Employee Protections for Wage History and Wage Transparency

In addition to expanding the notion of equal pay for comparable work, MEPA now prohibits prospective employers from seeking a job applicant’s wage or salary history from the applicant or a current or former employer or from screening applicants based on that information. The prospective employer may seek or confirm an applicant’s wage or salary history after an offer of employment with compensation has been negotiated and made if the applicant provides written authorization to do so.

An employer is further prohibited from requiring that an employee refrain from inquiring about, discussing, or disclosing information about the employee’s own wages or about any other employee’s wages. But an employer is not required to disclose an employee’s wages to another employee or a third party. Finally, employers are prohibited from discharging or retaliating against employees who exercise their rights under MEPA, including by discussing wages or benefits.

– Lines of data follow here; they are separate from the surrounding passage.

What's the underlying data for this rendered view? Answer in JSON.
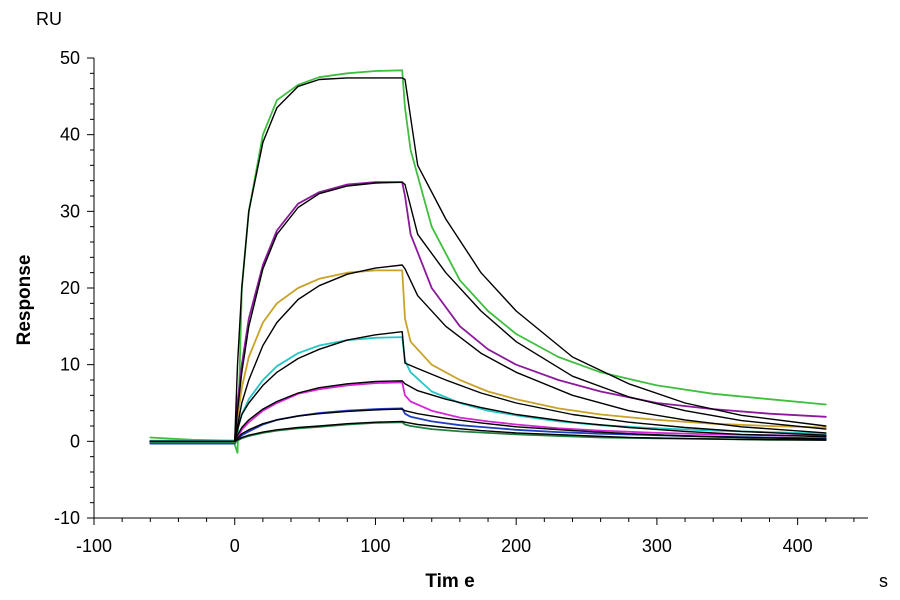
{
  "chart_data": {
    "type": "line",
    "title": "",
    "xlabel": "Tim e",
    "ylabel": "Response",
    "x_unit": "s",
    "y_unit": "RU",
    "xlim": [
      -100,
      450
    ],
    "ylim": [
      -10,
      50
    ],
    "x_ticks": [
      -100,
      0,
      100,
      200,
      300,
      400
    ],
    "y_ticks": [
      -10,
      0,
      10,
      20,
      30,
      40,
      50
    ],
    "grid": false,
    "legend": "none",
    "colors": {
      "axis": "#000000",
      "fit": "#000000",
      "green": "#3fbf3f",
      "purple": "#8b1a9b",
      "gold": "#c9a227",
      "cyan": "#26c6c6",
      "magenta": "#d426d4",
      "blue": "#1f3fbf",
      "darkgreen": "#1f7f3f"
    },
    "series": [
      {
        "kind": "measured",
        "color": "#3fbf3f",
        "x": [
          -60,
          -30,
          -1,
          2,
          5,
          10,
          20,
          30,
          45,
          60,
          80,
          100,
          119,
          121,
          125,
          140,
          160,
          180,
          200,
          230,
          260,
          300,
          340,
          380,
          420
        ],
        "y": [
          0.5,
          0.2,
          0.1,
          -1.5,
          20,
          30,
          40,
          44.5,
          46.5,
          47.5,
          48.0,
          48.3,
          48.4,
          43.5,
          38,
          28,
          21,
          17,
          14,
          11,
          9,
          7.3,
          6.2,
          5.5,
          4.8
        ]
      },
      {
        "kind": "fit",
        "color": "#000000",
        "x": [
          -60,
          0,
          2,
          5,
          10,
          20,
          30,
          45,
          60,
          80,
          100,
          119,
          121,
          130,
          150,
          175,
          200,
          240,
          280,
          320,
          360,
          420
        ],
        "y": [
          0,
          0,
          10,
          20,
          30,
          39,
          43.5,
          46.3,
          47.2,
          47.4,
          47.4,
          47.4,
          47.2,
          36,
          29,
          22,
          17,
          11,
          7.5,
          5,
          3.4,
          2
        ]
      },
      {
        "kind": "measured",
        "color": "#8b1a9b",
        "x": [
          -60,
          0,
          2,
          5,
          10,
          20,
          30,
          45,
          60,
          80,
          100,
          119,
          121,
          125,
          140,
          160,
          180,
          200,
          230,
          260,
          300,
          340,
          380,
          420
        ],
        "y": [
          -0.2,
          -0.2,
          5,
          10,
          16,
          23,
          27.5,
          31,
          32.5,
          33.5,
          33.8,
          33.8,
          32,
          27,
          20,
          15,
          12,
          10,
          8,
          6.5,
          5,
          4.2,
          3.6,
          3.2
        ]
      },
      {
        "kind": "fit",
        "color": "#000000",
        "x": [
          -60,
          0,
          2,
          5,
          10,
          20,
          30,
          45,
          60,
          80,
          100,
          119,
          121,
          130,
          150,
          175,
          200,
          240,
          280,
          320,
          360,
          420
        ],
        "y": [
          0,
          0,
          4,
          9,
          15,
          22.5,
          27,
          30.5,
          32.3,
          33.3,
          33.7,
          33.8,
          33.5,
          27,
          22,
          17,
          13,
          8.5,
          5.8,
          4,
          2.7,
          1.6
        ]
      },
      {
        "kind": "measured",
        "color": "#c9a227",
        "x": [
          -60,
          0,
          2,
          5,
          10,
          20,
          30,
          45,
          60,
          80,
          100,
          119,
          121,
          125,
          140,
          160,
          180,
          200,
          230,
          260,
          300,
          340,
          380,
          420
        ],
        "y": [
          -0.1,
          -0.1,
          3,
          7,
          11,
          15.5,
          18,
          20,
          21.2,
          22,
          22.3,
          22.3,
          16,
          13,
          10,
          8,
          6.5,
          5.5,
          4.3,
          3.5,
          2.8,
          2.3,
          2.0,
          1.8
        ]
      },
      {
        "kind": "fit",
        "color": "#000000",
        "x": [
          -60,
          0,
          2,
          5,
          10,
          20,
          30,
          45,
          60,
          80,
          100,
          119,
          121,
          130,
          150,
          175,
          200,
          240,
          280,
          320,
          360,
          420
        ],
        "y": [
          0,
          0,
          2,
          5,
          8,
          12.5,
          15.5,
          18.5,
          20.3,
          21.8,
          22.6,
          23.0,
          22.5,
          19,
          15,
          11.5,
          9,
          6,
          4,
          2.8,
          1.9,
          1.1
        ]
      },
      {
        "kind": "measured",
        "color": "#26c6c6",
        "x": [
          -60,
          0,
          2,
          5,
          10,
          20,
          30,
          45,
          60,
          80,
          100,
          119,
          121,
          125,
          140,
          160,
          180,
          200,
          230,
          260,
          300,
          340,
          380,
          420
        ],
        "y": [
          0.1,
          0.1,
          1.5,
          3.5,
          5.5,
          8,
          9.8,
          11.5,
          12.5,
          13.2,
          13.5,
          13.6,
          10.5,
          9,
          6.5,
          5,
          4,
          3.4,
          2.6,
          2.1,
          1.7,
          1.4,
          1.2,
          1.0
        ]
      },
      {
        "kind": "fit",
        "color": "#000000",
        "x": [
          -60,
          0,
          2,
          5,
          10,
          20,
          30,
          45,
          60,
          80,
          100,
          119,
          121,
          130,
          150,
          175,
          200,
          240,
          280,
          320,
          360,
          420
        ],
        "y": [
          0,
          0,
          1.5,
          3.5,
          5,
          7.3,
          9,
          10.8,
          12,
          13.2,
          13.9,
          14.3,
          10.2,
          9.5,
          8,
          6.3,
          5,
          3.5,
          2.5,
          1.8,
          1.3,
          0.8
        ]
      },
      {
        "kind": "measured",
        "color": "#d426d4",
        "x": [
          -60,
          0,
          2,
          5,
          10,
          20,
          30,
          45,
          60,
          80,
          100,
          119,
          121,
          125,
          140,
          160,
          180,
          200,
          230,
          260,
          300,
          340,
          380,
          420
        ],
        "y": [
          -0.1,
          -0.1,
          0.5,
          1.5,
          2.5,
          4,
          5,
          6.2,
          6.8,
          7.3,
          7.6,
          7.7,
          6,
          5.2,
          4,
          3.1,
          2.6,
          2.2,
          1.7,
          1.4,
          1.1,
          0.9,
          0.8,
          0.7
        ]
      },
      {
        "kind": "fit",
        "color": "#000000",
        "x": [
          -60,
          0,
          2,
          5,
          10,
          20,
          30,
          45,
          60,
          80,
          100,
          119,
          121,
          130,
          150,
          175,
          200,
          240,
          280,
          320,
          360,
          420
        ],
        "y": [
          0,
          0,
          0.8,
          1.8,
          2.8,
          4.2,
          5.2,
          6.3,
          7.0,
          7.5,
          7.8,
          7.9,
          7.5,
          6.6,
          5.5,
          4.4,
          3.5,
          2.5,
          1.8,
          1.3,
          0.9,
          0.6
        ]
      },
      {
        "kind": "measured",
        "color": "#1f3fbf",
        "x": [
          -60,
          0,
          2,
          5,
          10,
          20,
          30,
          45,
          60,
          80,
          100,
          119,
          121,
          125,
          140,
          160,
          180,
          200,
          230,
          260,
          300,
          340,
          380,
          420
        ],
        "y": [
          -0.3,
          -0.3,
          0.2,
          0.8,
          1.3,
          2.2,
          2.8,
          3.3,
          3.7,
          4.0,
          4.2,
          4.3,
          3.6,
          3.2,
          2.6,
          2.1,
          1.8,
          1.5,
          1.2,
          1.0,
          0.8,
          0.6,
          0.5,
          0.4
        ]
      },
      {
        "kind": "fit",
        "color": "#000000",
        "x": [
          -60,
          0,
          2,
          5,
          10,
          20,
          30,
          45,
          60,
          80,
          100,
          119,
          121,
          130,
          150,
          175,
          200,
          240,
          280,
          320,
          360,
          420
        ],
        "y": [
          0,
          0,
          0.4,
          1.0,
          1.5,
          2.3,
          2.8,
          3.3,
          3.6,
          3.9,
          4.1,
          4.2,
          4.0,
          3.6,
          3.0,
          2.4,
          1.9,
          1.4,
          1.0,
          0.7,
          0.5,
          0.3
        ]
      },
      {
        "kind": "measured",
        "color": "#1f7f3f",
        "x": [
          -60,
          0,
          2,
          5,
          10,
          20,
          30,
          45,
          60,
          80,
          100,
          119,
          121,
          125,
          140,
          160,
          180,
          200,
          230,
          260,
          300,
          340,
          380,
          420
        ],
        "y": [
          -0.1,
          -0.1,
          0.1,
          0.4,
          0.7,
          1.1,
          1.4,
          1.7,
          1.9,
          2.2,
          2.4,
          2.5,
          2.2,
          2.0,
          1.6,
          1.3,
          1.1,
          0.9,
          0.7,
          0.5,
          0.4,
          0.3,
          0.2,
          0.2
        ]
      },
      {
        "kind": "fit",
        "color": "#000000",
        "x": [
          -60,
          0,
          2,
          5,
          10,
          20,
          30,
          45,
          60,
          80,
          100,
          119,
          121,
          130,
          150,
          175,
          200,
          240,
          280,
          320,
          360,
          420
        ],
        "y": [
          0,
          0,
          0.2,
          0.5,
          0.8,
          1.2,
          1.5,
          1.8,
          2.0,
          2.3,
          2.5,
          2.6,
          2.5,
          2.2,
          1.8,
          1.4,
          1.1,
          0.8,
          0.5,
          0.35,
          0.25,
          0.15
        ]
      }
    ]
  }
}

Civil Remedies and the Employer’s New Affirmative Defense

An applicant or employee may bring an action for a MEPA violation within three years after the date of the violation. Notably, a violation occurs (1) when a discriminatory compensation decision or other practice is adopted; (2) when an employee becomes subject to a discriminatory compensation decision or other practice; or (3) when an employee is affected by application of a discriminatory compensation decision or practice, including each time wages are paid, resulting in whole or in part from such a decision or practice. An employer who violates MEPA is liable for unpaid wages plus liquidated damages and attorney’s fees. Both individual and class actions are authorized under MEPA.

MEPA creates a new affirmative defense to liability if the employer completes a “self-evaluation of its pay practices in good faith” and “demonstrates reasonable progress has been made towards eliminating wage differentials based on gender for comparable work.” If the employer establishes both elements, it is entitled to an affirmative defense to claims of liability for wage discrepancies and pay discrimination for three years after completing the self-evaluation. Evidence of a self-evaluation or remedial steps is not admissible as evidence of a violation that occurred before the date of the self-evaluation and is not admissible as evidence of a violation occurring within six months after the self-evaluation or within two years after the self-evaluation if the employer is implementing in good faith a plan to address any prohibited wage differentials. Regardless, an employer who has not completed a self-evaluation is not subject to any negative or adverse inference as a result of not having completed a self-evaluation.

While the law is not effective until 2018, employers should consider reviewing their personnel and payroll policies now in order to comply with its requirements and any regulations the Massachusetts Attorney General may issue. For example, applications will need to be changed to eliminate questions about applicants’ wage history. Employers, with the assistance of counsel, also may want to review and remedy pay issues in order to avail themselves of MEPA’s affirmative defense.